Бескультурный. Вышел из низов. Лбом пробил дорогу. Короткие пальцы. Желтые ногти. Чувствителен к взглядам: посмотришь на руку — прячет ее в карман, глянешь на ногу — подволакивает ее под стул. Нос пилочкой. Глаза влажные, словно вот‑вот пустит слезу. На пальце колечко (узенькое). Чадолюбив. С хохлацким акцентом: «телехрамма», «хазеты», «хонспирация», «Азэхф»… Таков был Степан Белецкий.

Поначалу премьер расспросил его об аграрных волнениях в провинции.

Белецкий отвечал даже со вкусом, рад поговорить:

— Пятый ход похазал, што такое русский мужик. Посмотришь: вроде хонсервативен. Но хогда дело хоснется чужого добра, тут он сразу социал‑демократ, да еще хахой! Знаю я их… сволочей. «Давай дели на всех…

Нашей хровью добытое! Ишь, дворцов понаделали. Бей, хруши, ломай… все наше будет!»

Столыпин, горько зажмурившись, с каким‑то негодованием всосал в себя тепловатый коньяк. Долго хрустел золотою бумажкою царской карамели. Мимо окон павильона прошел дачный поезд — петербуржцы, обремененные кладью, спешили к лесам и речкам, ища отдохновенной прохлады… Столыпин заговорил по делу:

— Мы живем в такое подлое время, когда все хорошие люди говорят горам высоким: «Падите на нас и прикройте нас…» Я тоже хочу прикрыться! Не знаю, откуда посыплются пули — слева или справа? В конце‑то концов это даже безразлично… Поверь мне, Степан: мне давно наплевать, где подписан мой приговор — в ЦК партии эсеров… или на Фонтанке, в департаменте полиции!

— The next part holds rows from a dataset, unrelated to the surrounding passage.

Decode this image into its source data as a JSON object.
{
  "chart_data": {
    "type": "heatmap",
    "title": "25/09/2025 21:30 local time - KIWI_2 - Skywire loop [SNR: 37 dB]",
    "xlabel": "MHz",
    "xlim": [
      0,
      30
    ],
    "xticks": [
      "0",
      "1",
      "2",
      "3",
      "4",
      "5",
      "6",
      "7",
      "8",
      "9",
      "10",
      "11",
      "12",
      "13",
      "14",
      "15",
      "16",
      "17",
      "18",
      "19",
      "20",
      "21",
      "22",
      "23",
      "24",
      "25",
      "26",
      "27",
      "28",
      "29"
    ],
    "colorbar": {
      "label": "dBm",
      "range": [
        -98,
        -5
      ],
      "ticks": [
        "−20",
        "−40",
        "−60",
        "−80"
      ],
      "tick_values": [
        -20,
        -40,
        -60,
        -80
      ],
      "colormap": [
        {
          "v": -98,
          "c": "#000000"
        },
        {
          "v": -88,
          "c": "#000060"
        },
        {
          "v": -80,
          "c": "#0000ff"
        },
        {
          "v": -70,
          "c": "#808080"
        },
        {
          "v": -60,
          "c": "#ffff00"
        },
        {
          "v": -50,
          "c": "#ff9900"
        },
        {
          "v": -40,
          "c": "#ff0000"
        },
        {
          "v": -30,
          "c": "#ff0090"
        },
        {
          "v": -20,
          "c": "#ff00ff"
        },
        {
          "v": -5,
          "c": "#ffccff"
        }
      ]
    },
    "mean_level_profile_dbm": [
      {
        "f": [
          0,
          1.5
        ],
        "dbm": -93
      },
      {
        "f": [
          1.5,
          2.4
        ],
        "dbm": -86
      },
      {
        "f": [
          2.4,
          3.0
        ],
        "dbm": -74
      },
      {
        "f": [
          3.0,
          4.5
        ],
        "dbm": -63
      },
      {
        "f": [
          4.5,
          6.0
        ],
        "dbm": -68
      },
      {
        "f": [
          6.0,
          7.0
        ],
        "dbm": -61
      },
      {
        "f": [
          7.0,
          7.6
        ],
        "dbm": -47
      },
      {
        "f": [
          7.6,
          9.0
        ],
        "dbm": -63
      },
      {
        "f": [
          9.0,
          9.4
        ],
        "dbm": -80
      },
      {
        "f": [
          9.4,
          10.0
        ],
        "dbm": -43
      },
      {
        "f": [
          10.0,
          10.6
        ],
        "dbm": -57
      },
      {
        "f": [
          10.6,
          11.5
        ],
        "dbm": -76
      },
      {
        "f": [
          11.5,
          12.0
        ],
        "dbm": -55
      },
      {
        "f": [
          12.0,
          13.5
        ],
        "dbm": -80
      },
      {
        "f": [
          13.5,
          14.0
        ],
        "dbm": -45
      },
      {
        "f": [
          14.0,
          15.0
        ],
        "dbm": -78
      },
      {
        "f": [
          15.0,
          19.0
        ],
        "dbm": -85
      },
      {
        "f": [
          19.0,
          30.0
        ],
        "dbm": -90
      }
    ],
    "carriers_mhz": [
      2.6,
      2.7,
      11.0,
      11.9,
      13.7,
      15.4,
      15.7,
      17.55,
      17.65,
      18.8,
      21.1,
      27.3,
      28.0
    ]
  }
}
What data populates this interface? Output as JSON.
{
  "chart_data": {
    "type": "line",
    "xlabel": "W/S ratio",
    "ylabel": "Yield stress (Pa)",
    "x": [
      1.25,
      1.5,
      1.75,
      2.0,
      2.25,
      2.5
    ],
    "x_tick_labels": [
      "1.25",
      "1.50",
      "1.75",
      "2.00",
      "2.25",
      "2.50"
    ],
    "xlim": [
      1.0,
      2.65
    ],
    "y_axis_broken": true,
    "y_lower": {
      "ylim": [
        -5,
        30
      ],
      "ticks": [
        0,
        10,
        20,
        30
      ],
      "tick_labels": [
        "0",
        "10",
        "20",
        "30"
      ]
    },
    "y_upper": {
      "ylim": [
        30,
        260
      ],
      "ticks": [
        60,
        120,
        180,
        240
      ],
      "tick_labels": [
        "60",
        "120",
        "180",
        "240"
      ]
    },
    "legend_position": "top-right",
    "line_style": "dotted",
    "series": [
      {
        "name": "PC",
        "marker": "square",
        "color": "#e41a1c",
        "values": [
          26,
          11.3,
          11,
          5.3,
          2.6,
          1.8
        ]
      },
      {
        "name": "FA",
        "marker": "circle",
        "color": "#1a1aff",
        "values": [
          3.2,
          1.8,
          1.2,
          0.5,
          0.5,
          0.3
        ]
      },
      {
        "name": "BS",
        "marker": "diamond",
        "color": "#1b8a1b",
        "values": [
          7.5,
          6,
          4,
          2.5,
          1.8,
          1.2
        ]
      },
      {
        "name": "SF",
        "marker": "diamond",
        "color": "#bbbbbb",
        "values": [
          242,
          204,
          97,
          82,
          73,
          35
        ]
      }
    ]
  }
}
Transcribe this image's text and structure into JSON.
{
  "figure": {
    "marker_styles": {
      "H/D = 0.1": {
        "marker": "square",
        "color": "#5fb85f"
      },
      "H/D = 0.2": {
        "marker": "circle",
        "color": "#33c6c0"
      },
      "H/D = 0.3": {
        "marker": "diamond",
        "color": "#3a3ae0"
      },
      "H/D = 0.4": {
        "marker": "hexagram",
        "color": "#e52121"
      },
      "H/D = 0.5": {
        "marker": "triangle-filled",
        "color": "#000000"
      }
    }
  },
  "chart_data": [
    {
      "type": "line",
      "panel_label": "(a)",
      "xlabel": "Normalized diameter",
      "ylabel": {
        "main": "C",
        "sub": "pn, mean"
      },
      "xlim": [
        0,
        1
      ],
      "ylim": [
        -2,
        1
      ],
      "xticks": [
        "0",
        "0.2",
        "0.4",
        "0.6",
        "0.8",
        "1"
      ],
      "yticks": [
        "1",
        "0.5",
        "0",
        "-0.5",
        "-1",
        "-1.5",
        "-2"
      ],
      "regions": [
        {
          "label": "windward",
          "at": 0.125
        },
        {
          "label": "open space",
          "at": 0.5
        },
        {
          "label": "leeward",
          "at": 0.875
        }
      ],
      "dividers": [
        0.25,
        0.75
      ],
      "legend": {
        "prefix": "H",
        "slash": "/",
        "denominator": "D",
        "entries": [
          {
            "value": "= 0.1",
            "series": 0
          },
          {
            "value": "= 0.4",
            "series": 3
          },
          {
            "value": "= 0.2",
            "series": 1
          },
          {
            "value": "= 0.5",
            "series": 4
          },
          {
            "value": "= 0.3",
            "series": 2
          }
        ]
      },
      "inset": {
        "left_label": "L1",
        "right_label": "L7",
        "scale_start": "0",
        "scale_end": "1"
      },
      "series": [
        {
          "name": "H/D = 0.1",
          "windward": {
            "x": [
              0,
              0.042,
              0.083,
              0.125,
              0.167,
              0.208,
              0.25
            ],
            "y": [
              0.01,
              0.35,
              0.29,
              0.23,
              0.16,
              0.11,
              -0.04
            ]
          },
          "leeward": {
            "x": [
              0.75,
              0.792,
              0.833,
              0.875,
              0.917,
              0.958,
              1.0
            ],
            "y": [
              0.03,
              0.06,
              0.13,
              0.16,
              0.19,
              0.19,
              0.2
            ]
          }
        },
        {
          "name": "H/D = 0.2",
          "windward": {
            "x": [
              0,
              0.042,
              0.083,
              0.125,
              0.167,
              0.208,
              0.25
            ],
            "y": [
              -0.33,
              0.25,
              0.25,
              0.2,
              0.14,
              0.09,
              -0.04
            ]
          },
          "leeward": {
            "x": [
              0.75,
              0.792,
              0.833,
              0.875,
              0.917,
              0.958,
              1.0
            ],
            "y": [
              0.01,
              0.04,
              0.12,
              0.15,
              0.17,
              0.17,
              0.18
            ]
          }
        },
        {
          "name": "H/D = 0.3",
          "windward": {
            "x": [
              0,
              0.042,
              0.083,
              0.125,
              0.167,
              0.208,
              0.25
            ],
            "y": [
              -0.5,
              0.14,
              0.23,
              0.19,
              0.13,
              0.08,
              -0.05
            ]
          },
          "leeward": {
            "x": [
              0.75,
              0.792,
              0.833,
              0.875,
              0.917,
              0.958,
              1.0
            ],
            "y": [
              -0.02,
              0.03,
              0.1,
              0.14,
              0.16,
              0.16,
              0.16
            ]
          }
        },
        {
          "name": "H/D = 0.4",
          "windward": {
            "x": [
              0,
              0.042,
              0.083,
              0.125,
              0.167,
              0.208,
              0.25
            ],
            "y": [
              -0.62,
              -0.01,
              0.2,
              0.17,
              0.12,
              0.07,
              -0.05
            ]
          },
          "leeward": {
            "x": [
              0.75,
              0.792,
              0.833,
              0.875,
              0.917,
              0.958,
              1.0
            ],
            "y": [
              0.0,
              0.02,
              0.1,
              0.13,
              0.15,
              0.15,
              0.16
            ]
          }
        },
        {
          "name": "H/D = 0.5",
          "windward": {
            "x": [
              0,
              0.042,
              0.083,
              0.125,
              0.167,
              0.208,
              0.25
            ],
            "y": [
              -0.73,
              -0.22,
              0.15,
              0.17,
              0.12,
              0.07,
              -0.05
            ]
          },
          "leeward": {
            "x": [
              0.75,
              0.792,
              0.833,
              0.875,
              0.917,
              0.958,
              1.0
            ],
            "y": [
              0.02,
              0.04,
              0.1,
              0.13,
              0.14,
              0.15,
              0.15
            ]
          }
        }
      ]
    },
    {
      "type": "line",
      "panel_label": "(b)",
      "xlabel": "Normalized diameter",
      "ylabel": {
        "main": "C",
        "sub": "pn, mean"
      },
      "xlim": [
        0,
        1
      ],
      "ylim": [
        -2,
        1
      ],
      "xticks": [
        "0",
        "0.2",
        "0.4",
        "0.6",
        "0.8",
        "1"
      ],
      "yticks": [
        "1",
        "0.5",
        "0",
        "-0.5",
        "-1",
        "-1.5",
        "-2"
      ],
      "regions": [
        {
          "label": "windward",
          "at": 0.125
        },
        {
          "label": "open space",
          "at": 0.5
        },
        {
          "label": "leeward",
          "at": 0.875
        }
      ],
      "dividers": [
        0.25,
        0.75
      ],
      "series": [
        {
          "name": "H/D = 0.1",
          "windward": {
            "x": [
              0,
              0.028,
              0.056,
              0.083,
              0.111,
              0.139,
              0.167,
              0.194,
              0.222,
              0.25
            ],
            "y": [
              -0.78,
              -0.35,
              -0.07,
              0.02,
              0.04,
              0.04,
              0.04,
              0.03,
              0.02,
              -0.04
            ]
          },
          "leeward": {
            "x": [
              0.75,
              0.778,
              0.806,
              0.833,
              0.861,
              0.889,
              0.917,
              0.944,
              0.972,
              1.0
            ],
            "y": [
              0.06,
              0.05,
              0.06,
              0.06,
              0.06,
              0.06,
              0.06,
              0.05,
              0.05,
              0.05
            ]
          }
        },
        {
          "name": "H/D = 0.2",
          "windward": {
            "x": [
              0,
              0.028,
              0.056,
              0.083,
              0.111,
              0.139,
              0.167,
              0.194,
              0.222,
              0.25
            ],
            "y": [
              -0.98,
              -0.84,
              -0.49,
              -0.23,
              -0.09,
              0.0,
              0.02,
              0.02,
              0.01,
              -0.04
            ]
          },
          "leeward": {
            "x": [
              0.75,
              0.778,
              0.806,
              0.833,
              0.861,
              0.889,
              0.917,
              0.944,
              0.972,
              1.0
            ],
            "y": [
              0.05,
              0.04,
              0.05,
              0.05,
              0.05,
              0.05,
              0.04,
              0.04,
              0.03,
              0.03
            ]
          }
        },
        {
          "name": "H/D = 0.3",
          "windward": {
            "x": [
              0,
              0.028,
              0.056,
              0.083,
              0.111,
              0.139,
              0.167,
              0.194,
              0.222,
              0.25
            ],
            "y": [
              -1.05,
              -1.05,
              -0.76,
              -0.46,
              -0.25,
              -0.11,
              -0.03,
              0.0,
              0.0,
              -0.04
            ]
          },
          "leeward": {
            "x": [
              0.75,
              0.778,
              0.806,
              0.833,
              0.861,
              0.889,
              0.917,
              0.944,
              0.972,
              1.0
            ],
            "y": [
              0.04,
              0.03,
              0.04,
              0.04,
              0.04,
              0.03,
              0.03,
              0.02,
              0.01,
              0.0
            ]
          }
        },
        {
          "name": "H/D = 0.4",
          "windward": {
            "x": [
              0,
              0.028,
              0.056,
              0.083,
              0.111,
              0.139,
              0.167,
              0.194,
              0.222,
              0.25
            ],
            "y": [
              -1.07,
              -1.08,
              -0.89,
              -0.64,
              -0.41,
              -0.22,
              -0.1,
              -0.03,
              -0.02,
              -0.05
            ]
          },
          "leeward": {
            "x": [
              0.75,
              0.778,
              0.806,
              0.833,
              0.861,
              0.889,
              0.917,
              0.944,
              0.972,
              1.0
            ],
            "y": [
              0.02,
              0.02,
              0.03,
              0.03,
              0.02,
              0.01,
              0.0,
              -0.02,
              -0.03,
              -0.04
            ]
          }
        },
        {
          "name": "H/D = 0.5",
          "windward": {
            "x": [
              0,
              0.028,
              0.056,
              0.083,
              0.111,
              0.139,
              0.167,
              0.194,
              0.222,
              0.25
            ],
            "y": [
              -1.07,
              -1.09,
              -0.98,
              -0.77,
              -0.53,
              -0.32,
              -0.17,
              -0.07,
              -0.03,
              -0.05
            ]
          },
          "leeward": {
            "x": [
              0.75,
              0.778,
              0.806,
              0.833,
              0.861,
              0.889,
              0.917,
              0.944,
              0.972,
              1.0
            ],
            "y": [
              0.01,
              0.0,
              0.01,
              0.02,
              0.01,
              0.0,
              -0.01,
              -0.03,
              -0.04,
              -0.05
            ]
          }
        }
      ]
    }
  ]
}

— Белецкий спросил, не боится ли он ездить в Думу. Столыпин ответил, что на втором этаже Таврического дворца, по секрету от думцев, для него сделана блиндированная комната. — Но никакая броня не спасет. Мне нужен свой человек на Фонтанке…

Да! Столыпин и не скрывал, что, выдвигая Белецкого, хотел нейтрализовать в МВД влияние генерала Курлова, ибо в нем видел не только соперника, но и врага…

Потом семья Белецких ехала в наемной коляске.

— Что он тебе сказал? — спросила жена. Белецкий пребывал в некотором ошалении.

— Ты не поверишь! Я заступаю пост вице‑директора департамента полиции… Мне хочется плакать от счастья. Подумай: сын народа, щи лаптем хлебал, зубами скрипел, так мне было, и…

Он вверг жену в страшное отчаяние.

— Степан, умоляю — не соглашайся!

— В уме ли ты, Ольга?

— Ты пропадешь, Степан, а я пропаду с тобою.

— Чушь! — отвечал он.

— Это катастрофа… это конец нашей жизни. Тебе хочется вываляться в полицейщине, как в луже? Прошу, откажись.

— И вернуться вице‑губернатором в Самару?

— Хоть на Камчатку, но только не полиция.

— Ольга, — твердо сказал Белецкий, — ты женщина, и ты ничего не понимаешь. Я должен делать карьеру. Ради тебя. Ради детей. Ради куска хлеба под старость… Для кого же я стараюсь?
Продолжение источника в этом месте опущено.